Dans la statuette "enfantine" la séparation des sexes s'exprime très peu par une évidence différentiation,
et, nettement, par une différenciation des fonctions.
 
Lorsque des personnages prennent de la taille - mais pas encore leur taille réelle - les êtres du sexe masculin
affirment leur différence sexuelle en prenant la forme de chimères mi-homme mi-animal (le taureau).
 
Le corps est homme. La tête animal.

Lorsque l'enfant est femme, lorsque la taille réelle de la sculpture est atteinte la différeciation est parfaite.
 
En même temps, l'individualité est exprimée au sein de groupe. Dès ses premières sculptures Fanny Ferré
a exprimé sinon la nécessité du moins la constatation de l'existence du groupe.
 
Il y a quelque chose de la horde dans l'aventure du groupe. La chaleur du groupe que la fillette avait toujours
ressentie, son caractère indissoloble, animal, biologique, se fait ciment social. Une autre idée se dégage.
Le groupe apparaît ou plutôt se manifeste à l'occasion d'un temps fort de son aventure : la traversée du péril.
 
Mais le groupe préexistait à sa manifestation. L'obstacle franchi il se "perdra" dans un ailleurs, sans se fixer
sur la terre ferme enfin atteinte.
 
La vie en groupe est le mode de vivre affirmé.

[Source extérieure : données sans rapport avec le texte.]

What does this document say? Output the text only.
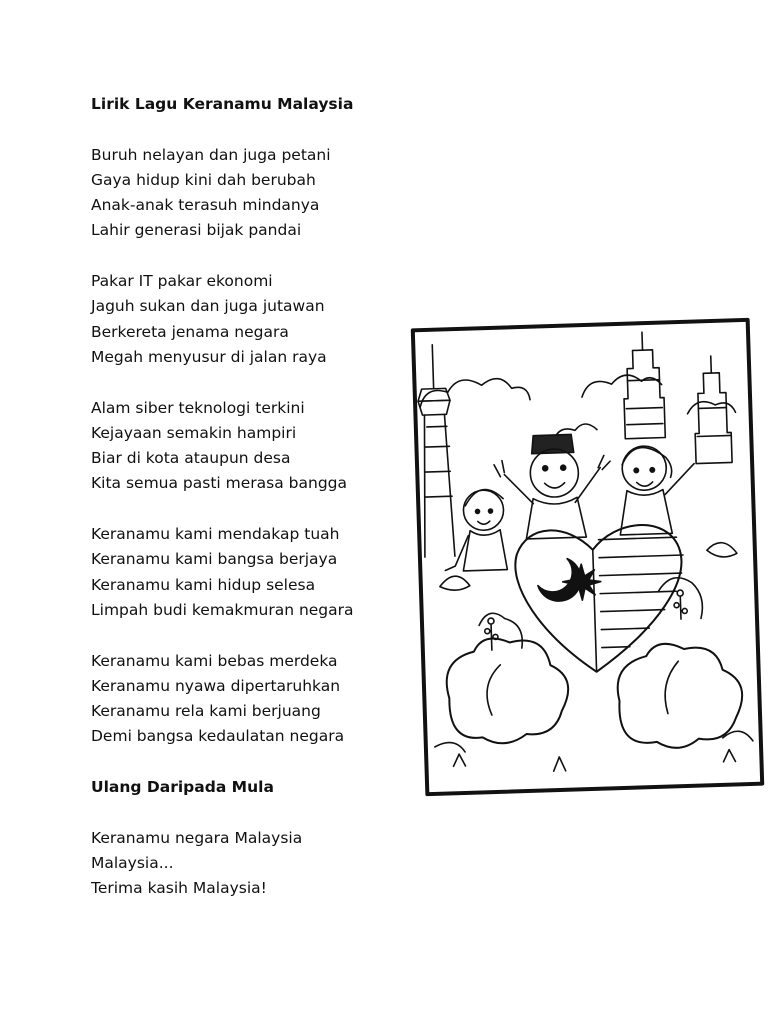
Lirik Lagu Keranamu Malaysia
Buruh nelayan dan juga petani
Gaya hidup kini dah berubah
Anak-anak terasuh mindanya
Lahir generasi bijak pandai
Pakar IT pakar ekonomi
Jaguh sukan dan juga jutawan
Berkereta jenama negara
Megah menyusur di jalan raya
Alam siber teknologi terkini
Kejayaan semakin hampiri
Biar di kota ataupun desa
Kita semua pasti merasa bangga
Keranamu kami mendakap tuah
Keranamu kami bangsa berjaya
Keranamu kami hidup selesa
Limpah budi kemakmuran negara
Keranamu kami bebas merdeka
Keranamu nyawa dipertaruhkan
Keranamu rela kami berjuang
Demi bangsa kedaulatan negara
Ulang Daripada Mula
Keranamu negara Malaysia
Malaysia...
Terima kasih Malaysia!
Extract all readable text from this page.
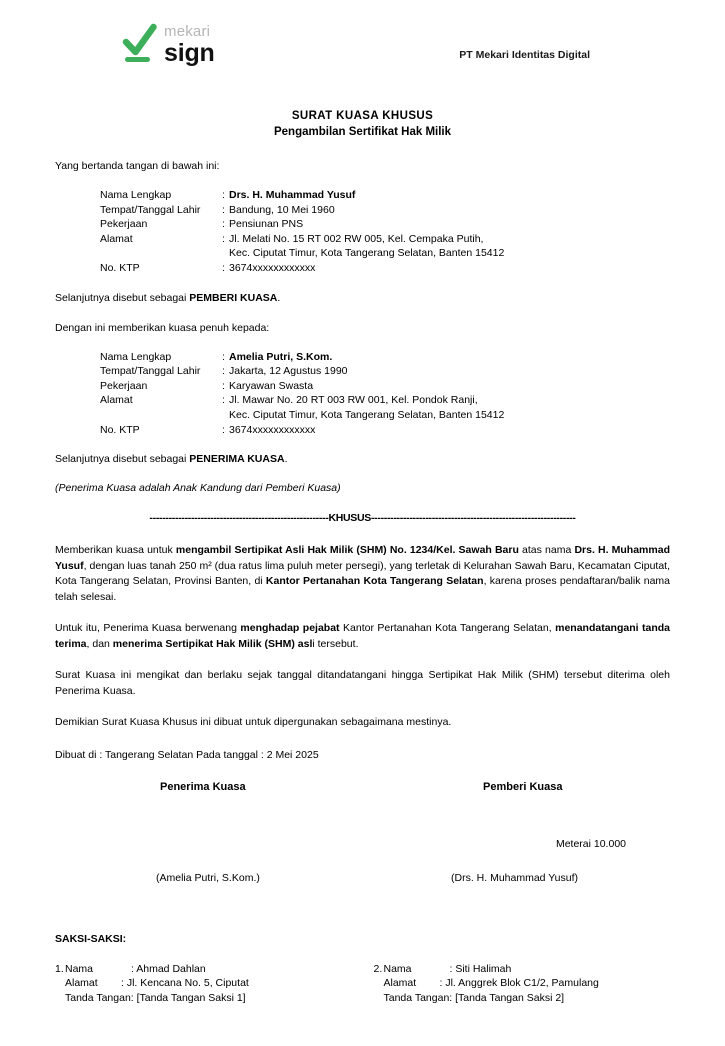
mekari
sign	PT Mekari Identitas Digital
SURAT KUASA KHUSUS
Pengambilan Sertifikat Hak Milik
Yang bertanda tangan di bawah ini:
Nama Lengkap	: Drs. H. Muhammad Yusuf
Tempat/Tanggal Lahir	: Bandung, 10 Mei 1960
Pekerjaan	: Pensiunan PNS
Alamat	: Jl. Melati No. 15 RT 002 RW 005, Kel. Cempaka Putih,
Kec. Ciputat Timur, Kota Tangerang Selatan, Banten 15412
No. KTP	: 3674xxxxxxxxxxxx
Selanjutnya disebut sebagai PEMBERI KUASA.
Dengan ini memberikan kuasa penuh kepada:
Nama Lengkap	: Amelia Putri, S.Kom.
Tempat/Tanggal Lahir	: Jakarta, 12 Agustus 1990
Pekerjaan	: Karyawan Swasta
Alamat	: Jl. Mawar No. 20 RT 003 RW 001, Kel. Pondok Ranji,
Kec. Ciputat Timur, Kota Tangerang Selatan, Banten 15412
No. KTP	: 3674xxxxxxxxxxxx
Selanjutnya disebut sebagai PENERIMA KUASA.
(Penerima Kuasa adalah Anak Kandung dari Pemberi Kuasa)
--------------------------------------------------------KHUSUS----------------------------------------------------------------
Memberikan kuasa untuk mengambil Sertipikat Asli Hak Milik (SHM) No. 1234/Kel. Sawah Baru atas nama Drs. H. Muhammad Yusuf, dengan luas tanah 250 m² (dua ratus lima puluh meter persegi), yang terletak di Kelurahan Sawah Baru, Kecamatan Ciputat, Kota Tangerang Selatan, Provinsi Banten, di Kantor Pertanahan Kota Tangerang Selatan, karena proses pendaftaran/balik nama telah selesai.
Untuk itu, Penerima Kuasa berwenang menghadap pejabat Kantor Pertanahan Kota Tangerang Selatan, menandatangani tanda terima, dan menerima Sertipikat Hak Milik (SHM) asli tersebut.
Surat Kuasa ini mengikat dan berlaku sejak tanggal ditandatangani hingga Sertipikat Hak Milik (SHM) tersebut diterima oleh Penerima Kuasa.
Demikian Surat Kuasa Khusus ini dibuat untuk dipergunakan sebagaimana mestinya.
Dibuat di : Tangerang Selatan Pada tanggal : 2 Mei 2025
Penerima Kuasa	Pemberi Kuasa
Meterai 10.000
(Amelia Putri, S.Kom.)	(Drs. H. Muhammad Yusuf)
SAKSI-SAKSI:
1. Nama	: Ahmad Dahlan
Alamat	: Jl. Kencana No. 5, Ciputat
Tanda Tangan: [Tanda Tangan Saksi 1]
2. Nama	: Siti Halimah
Alamat	: Jl. Anggrek Blok C1/2, Pamulang
Tanda Tangan: [Tanda Tangan Saksi 2]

En groupe réduit, constitué par le choix tout d'abord, détruit par la différence des aspirations ou la mésentente,
reconstitué par de nouvelles arrivées. Mais sa nature véritable comporte un ciment génétique ?
Il est "racial" et fugitif.
 
C'est en surgissant, en s'exhibant au coeur d'une action commune, en disparaissant, en réduisant
son affirmation à un passage éphémère, qu'il dit le mieux son existence.
 
Il EST parce qu'il est nomade. C'est parce qu'il est entrevue que chacun montre son visage, la personnalité
de ce visage et celle de son corps.
 
Il est remarquable que l'attention de l'artiste se porte vers l'affirmation de parties très définies de l'être humain.

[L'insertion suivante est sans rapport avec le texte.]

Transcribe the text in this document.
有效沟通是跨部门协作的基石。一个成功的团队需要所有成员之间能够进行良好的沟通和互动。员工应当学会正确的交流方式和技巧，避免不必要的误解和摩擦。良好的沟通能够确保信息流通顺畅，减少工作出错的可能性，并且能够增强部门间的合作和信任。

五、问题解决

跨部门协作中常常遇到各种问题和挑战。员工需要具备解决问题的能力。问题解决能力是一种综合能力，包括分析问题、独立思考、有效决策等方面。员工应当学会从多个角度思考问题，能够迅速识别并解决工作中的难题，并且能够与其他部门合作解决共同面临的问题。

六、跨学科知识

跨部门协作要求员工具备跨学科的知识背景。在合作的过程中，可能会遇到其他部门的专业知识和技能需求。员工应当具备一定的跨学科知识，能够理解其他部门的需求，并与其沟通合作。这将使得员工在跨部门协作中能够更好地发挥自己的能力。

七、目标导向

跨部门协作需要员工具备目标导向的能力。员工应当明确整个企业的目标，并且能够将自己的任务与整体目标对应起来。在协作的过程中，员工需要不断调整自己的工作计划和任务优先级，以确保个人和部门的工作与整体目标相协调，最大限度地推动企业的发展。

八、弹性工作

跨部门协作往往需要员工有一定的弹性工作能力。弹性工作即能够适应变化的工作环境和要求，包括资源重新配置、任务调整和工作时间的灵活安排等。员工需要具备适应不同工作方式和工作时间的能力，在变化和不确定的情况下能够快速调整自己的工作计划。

Le visage et le dos. Le visage se fait image individualisée d'un caractère, d'un état de conscience,
d'un tempérament, d'un sexe, d'une fonction dans le groupe.
 
L'organisation musculaire au long de la colonne vertébrale apparaît. C'est la chute des reins de la femme
qui semble, plastiquement, le plus fortement exprimée. Le brusque évasement des hanches.
Le jeu des masses musculaires à leur naissance. Le tension des biceps cruraux nette dans la position accroupie.
 
Adulte, l'enfant sculpteur, rend leur échelle aux êtres, mais conserve, en connaissance de cause, sa vision
du monde, son insertion dans le monde, son adhésion à tout ce à quoi elle n'a cessé d'attacher du prix : la vie
dans le groupe élu - c'est la stabilité - l'amour de tous les gens du voyage - c'est la tentation de les suivre - la sculpture
qui est le seul moyen d'exprimer, par une constante, le paradoxe de l'attache et de l'exode, de l'expression
et du mystère de l'exprimé, du besoin de comprendre le monde et du refus d'un autre univers que le sien.